Are they a treatment decision
about withholding or withdrawing life-sustaining treatment for purposes of
the Advance Directive Act? Can they be consented to pursuant to Chapter 313
of the Health and Safety Code? Can a DNR order be written unilaterally?
Even over the objections of the patient or the patient’s family?
- Resolving fetal-maternal conflicts.
Pregnant women sometimes refuse
medical interventions that would benefit themselves, their fetus, or both.
These interventions might be major surgery (a C-section), antibiotic
therapy for a Strep infection (easy to treat, not good if left
untreated), or a fetal monitor (to name just a few). Some of the
interventions are quite invasive, some not so much. Some are inherently
quite risky, others not so much. Sometimes the risk (of either treatment or nontreatment) fall entirely on the fetus; sometimes they fall on the
pregnant woman, too. How should these types of
conflicts be resolved?
- Pregnant women and permanent
vegetative state (PVS) or brain death.
Suppose a pregnant woman is injured in a car
crash and is eventually declared to be in a PVS or to be dead according to
neurological criteria. May her surrogate decision maker choose to support
her organs, and the life of the fetus, until the child can be delivered?

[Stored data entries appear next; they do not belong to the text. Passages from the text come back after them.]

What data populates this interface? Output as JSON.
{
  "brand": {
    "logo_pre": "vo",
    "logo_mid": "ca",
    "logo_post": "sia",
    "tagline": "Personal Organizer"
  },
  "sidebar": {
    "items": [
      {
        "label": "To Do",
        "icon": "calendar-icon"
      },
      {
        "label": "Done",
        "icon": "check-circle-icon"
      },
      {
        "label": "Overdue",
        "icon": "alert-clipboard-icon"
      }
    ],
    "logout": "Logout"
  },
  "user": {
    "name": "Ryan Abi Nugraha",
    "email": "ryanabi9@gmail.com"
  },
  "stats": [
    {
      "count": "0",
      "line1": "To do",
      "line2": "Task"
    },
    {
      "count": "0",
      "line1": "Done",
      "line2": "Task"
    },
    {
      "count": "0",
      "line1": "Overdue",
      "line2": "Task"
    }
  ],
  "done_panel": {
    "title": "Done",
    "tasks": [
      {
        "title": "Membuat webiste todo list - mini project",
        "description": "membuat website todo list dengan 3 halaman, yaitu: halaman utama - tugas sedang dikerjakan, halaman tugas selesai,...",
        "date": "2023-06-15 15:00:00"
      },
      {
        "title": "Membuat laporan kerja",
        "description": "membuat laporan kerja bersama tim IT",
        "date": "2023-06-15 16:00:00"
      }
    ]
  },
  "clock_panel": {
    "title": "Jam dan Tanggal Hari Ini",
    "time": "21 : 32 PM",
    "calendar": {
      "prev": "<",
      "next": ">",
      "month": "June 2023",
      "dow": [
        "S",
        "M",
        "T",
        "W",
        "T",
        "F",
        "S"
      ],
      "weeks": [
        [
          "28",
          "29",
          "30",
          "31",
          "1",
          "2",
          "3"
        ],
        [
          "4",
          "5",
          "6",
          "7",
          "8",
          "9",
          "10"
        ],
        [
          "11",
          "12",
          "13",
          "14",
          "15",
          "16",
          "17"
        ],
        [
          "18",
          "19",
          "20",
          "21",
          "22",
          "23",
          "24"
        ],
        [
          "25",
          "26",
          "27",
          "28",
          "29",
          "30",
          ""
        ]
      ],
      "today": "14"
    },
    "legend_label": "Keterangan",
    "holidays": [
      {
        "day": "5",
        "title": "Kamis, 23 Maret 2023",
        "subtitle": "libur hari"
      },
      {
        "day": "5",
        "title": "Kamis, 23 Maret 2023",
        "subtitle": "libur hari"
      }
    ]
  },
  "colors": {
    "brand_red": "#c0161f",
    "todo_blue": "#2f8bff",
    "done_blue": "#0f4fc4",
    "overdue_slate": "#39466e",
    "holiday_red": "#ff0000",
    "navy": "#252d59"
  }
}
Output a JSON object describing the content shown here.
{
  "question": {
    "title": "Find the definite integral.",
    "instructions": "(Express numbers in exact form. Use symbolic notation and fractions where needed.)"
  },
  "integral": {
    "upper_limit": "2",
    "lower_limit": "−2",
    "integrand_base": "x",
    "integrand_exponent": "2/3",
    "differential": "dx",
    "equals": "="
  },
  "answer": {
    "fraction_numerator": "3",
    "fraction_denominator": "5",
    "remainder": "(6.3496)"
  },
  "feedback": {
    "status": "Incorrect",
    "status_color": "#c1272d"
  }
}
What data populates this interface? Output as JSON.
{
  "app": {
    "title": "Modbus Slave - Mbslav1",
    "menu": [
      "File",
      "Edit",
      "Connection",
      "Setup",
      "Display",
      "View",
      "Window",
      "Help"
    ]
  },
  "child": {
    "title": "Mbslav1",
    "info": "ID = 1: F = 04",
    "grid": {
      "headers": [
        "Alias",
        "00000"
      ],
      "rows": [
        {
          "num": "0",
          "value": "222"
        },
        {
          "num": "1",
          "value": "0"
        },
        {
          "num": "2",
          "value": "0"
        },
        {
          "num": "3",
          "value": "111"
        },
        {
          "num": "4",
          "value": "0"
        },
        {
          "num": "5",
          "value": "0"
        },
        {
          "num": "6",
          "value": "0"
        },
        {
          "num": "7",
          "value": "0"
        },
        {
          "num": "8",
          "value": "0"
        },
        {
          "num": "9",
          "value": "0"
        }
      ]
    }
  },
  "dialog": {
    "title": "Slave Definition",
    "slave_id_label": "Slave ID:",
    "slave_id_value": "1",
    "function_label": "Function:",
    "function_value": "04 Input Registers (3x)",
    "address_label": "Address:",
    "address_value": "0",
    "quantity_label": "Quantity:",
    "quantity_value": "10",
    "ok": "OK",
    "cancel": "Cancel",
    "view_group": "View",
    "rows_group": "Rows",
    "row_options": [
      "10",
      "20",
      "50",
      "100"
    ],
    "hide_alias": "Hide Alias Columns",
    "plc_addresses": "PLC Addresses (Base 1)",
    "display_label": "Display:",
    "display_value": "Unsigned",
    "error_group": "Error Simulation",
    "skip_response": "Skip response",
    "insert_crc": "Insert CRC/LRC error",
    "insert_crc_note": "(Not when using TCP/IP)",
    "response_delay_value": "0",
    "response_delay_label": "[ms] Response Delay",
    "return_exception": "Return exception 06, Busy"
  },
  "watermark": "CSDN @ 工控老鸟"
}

Must the surrogate decision maker continue life-support? Does it matter if
at the time of decision the fetus is not yet viable?
- Children as human research subjects.
The Maryland Court of Appeals last
year handed down two opinions in a case involving the Kennedy Krieger
Institute in Baltimore. The opinions have been widely criticized on the
ground that if the court’s decision is followed elsewhere, it will be the
end of so-called “non-therapeutic” pediatric research. What is the federal
government’s position on such research; where do other states stand; etc.
- Physician-assisted suicide (PAS).
Oregon is the only state to have
legalized the practice. The Supreme Court has ruled that considerations of
neither due process nor equal protection compel states to allow the
practice. Your paper can go in lots of different directions. Should other
states follow Oregon’s lead? Is there an equal-protection argument that
once a state has legalized PAS, it must also legalize active euthanasia?
What are other countries doing and what can we learn from them?
- Is "brain dead" dead?
All 50 states and the District of
Columbia have rules that define death in terms of the irreversible
cessation of all neurological functioning. This notion of “brain death”
has been around since 1968, when the Harvard Medical School Report on
“irreversible coma” (now regarded as something of a misnomer) was issued.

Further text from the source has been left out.